Each conversion specification is introduced by the '%' character [...] after which the following appear in sequence:

Zero or more flags

[...]

A conversion specifier character that indicates the type of conversion to be applied.

So, the correct way to specify a struct inode pointer should be %Ip, where I is the flag and p the conversion specifier.

Did kernel developers read userland manual pages ? :)

Enhanced printk() merged

Posted Jul 17, 2008 9:56 UTC (Thu) by nix (subscriber, #2304) [Link] (2 responses)

If they used that format, GCC would warn about it. The format chosen looks 
to GCC (as to userland printf()) like a %p with unrelated characters after 
it, so GCC doesn't check those unrelated characters because they're just 
literal text as far as it knows.

Enhanced printk() merged

Posted Jul 17, 2008 16:41 UTC (Thu) by meuh (guest, #22042) [Link] (1 responses)

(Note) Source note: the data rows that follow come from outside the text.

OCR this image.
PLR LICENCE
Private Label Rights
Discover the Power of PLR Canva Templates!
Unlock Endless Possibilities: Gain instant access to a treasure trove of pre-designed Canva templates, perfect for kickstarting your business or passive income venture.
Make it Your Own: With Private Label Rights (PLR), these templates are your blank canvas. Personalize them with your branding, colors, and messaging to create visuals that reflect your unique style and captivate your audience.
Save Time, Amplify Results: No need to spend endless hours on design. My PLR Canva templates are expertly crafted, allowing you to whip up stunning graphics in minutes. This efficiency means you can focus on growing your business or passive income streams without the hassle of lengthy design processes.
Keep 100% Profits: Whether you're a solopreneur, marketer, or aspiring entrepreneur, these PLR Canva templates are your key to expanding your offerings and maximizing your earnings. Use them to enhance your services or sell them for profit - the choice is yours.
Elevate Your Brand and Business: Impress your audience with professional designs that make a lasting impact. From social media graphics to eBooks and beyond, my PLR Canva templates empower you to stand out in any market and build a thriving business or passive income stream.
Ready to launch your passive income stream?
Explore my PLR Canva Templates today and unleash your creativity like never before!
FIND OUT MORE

Extending GCC to support some new kind of format string is also possible,
sadly this can't be done dynamically, patching GCC is required.

GCC already knows about other format string, see:
http://gcc.gnu.org/onlinedocs/gcc-4.3.0/gcc/Target-Format...
http://gcc.gnu.org/onlinedocs/gcc-4.3.0/gcc/Function-Attr...

Enhanced printk() merged

Posted Jul 17, 2008 17:41 UTC (Thu) by nix (subscriber, #2304) [Link]

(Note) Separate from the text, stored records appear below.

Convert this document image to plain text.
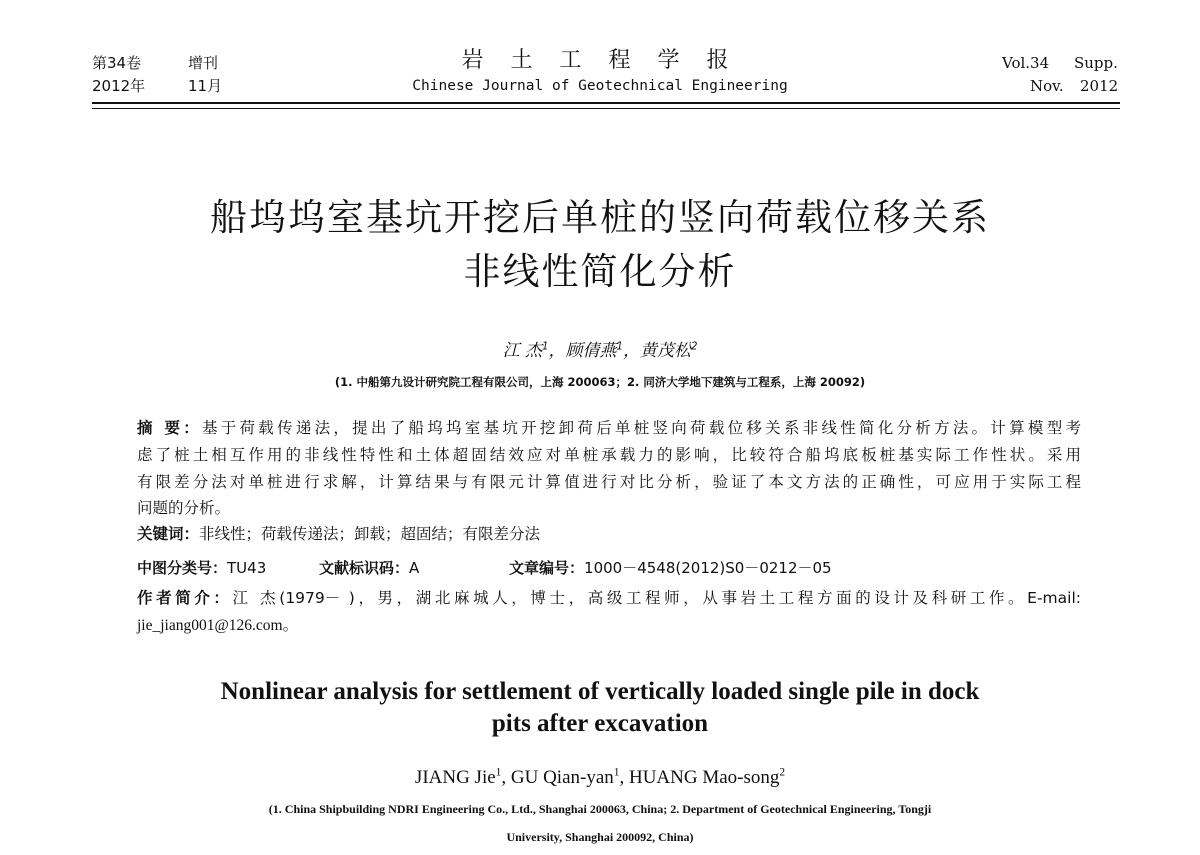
第34卷	增刊
2012年	11月
岩 土 工 程 学 报
Chinese Journal of Geotechnical Engineering
Vol.34 Supp.
Nov. 2012
船坞坞室基坑开挖后单桩的竖向荷载位移关系
非线性简化分析
江 杰$^1$，顾倩燕$^1$，黄茂松$^2$
(1. 中船第九设计研究院工程有限公司，上海 200063；2. 同济大学地下建筑与工程系，上海 20092)
摘 要：基于荷载传递法，提出了船坞坞室基坑开挖卸荷后单桩竖向荷载位移关系非线性简化分析方法。计算模型考
虑了桩土相互作用的非线性特性和土体超固结效应对单桩承载力的影响，比较符合船坞底板桩基实际工作性状。采用
有限差分法对单桩进行求解，计算结果与有限元计算值进行对比分析，验证了本文方法的正确性，可应用于实际工程
问题的分析。
关键词：非线性；荷载传递法；卸载；超固结；有限差分法
中图分类号：TU43	文献标识码：A	文章编号：1000－4548(2012)S0－0212－05
作者简介：江 杰(1979－ )，男，湖北麻城人，博士，高级工程师，从事岩土工程方面的设计及科研工作。E-mail:
jie_jiang001@126.com。
Nonlinear analysis for settlement of vertically loaded single pile in dock
pits after excavation
JIANG Jie$^1$, GU Qian-yan$^1$, HUANG Mao-song$^2$
(1. China Shipbuilding NDRI Engineering Co., Ltd., Shanghai 200063, China; 2. Department of Geotechnical Engineering, Tongji
University, Shanghai 200092, China)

Yes indeed, and printk() is marked up with the printf attribute. The trick 
is to find a way to define new format characters that doesn't cause GCC to 
warn about all of them.

There were attempts in the past to make the format attributes dynamically 
redefinable, but if I recall correctly the consensus in the end was that 
this was simply too damn complicated.

(I wonder if what we need is loose versions of the format attribute's 
archetypes, which warn about incorrect numbers of parameters and type 
mismatches for format letters GCC knows about, but does not check format 
letters that GCC doesn't know? As long as nobody tries to reimplement 
something like .* which changes the number of arguments consumed, this 
should work fine.)

Unescaped characters confuse Konqueror

Posted Aug 20, 2008 14:39 UTC (Wed) by Robert (subscriber, #36811) [Link] (1 responses)

The string printk(" [<%016lx>] confuses Konqueror (3.5.9) and it terminates the page behind the <. It would be better to convert these characters to HTML entities: < and >.

Unescaped characters confuse Konqueror

Posted Aug 20, 2008 14:46 UTC (Wed) by corbet (editor, #1) [Link]

Not just "better", it's required to make the page valid HTML. Sorry that one slipped through, it's fixed now.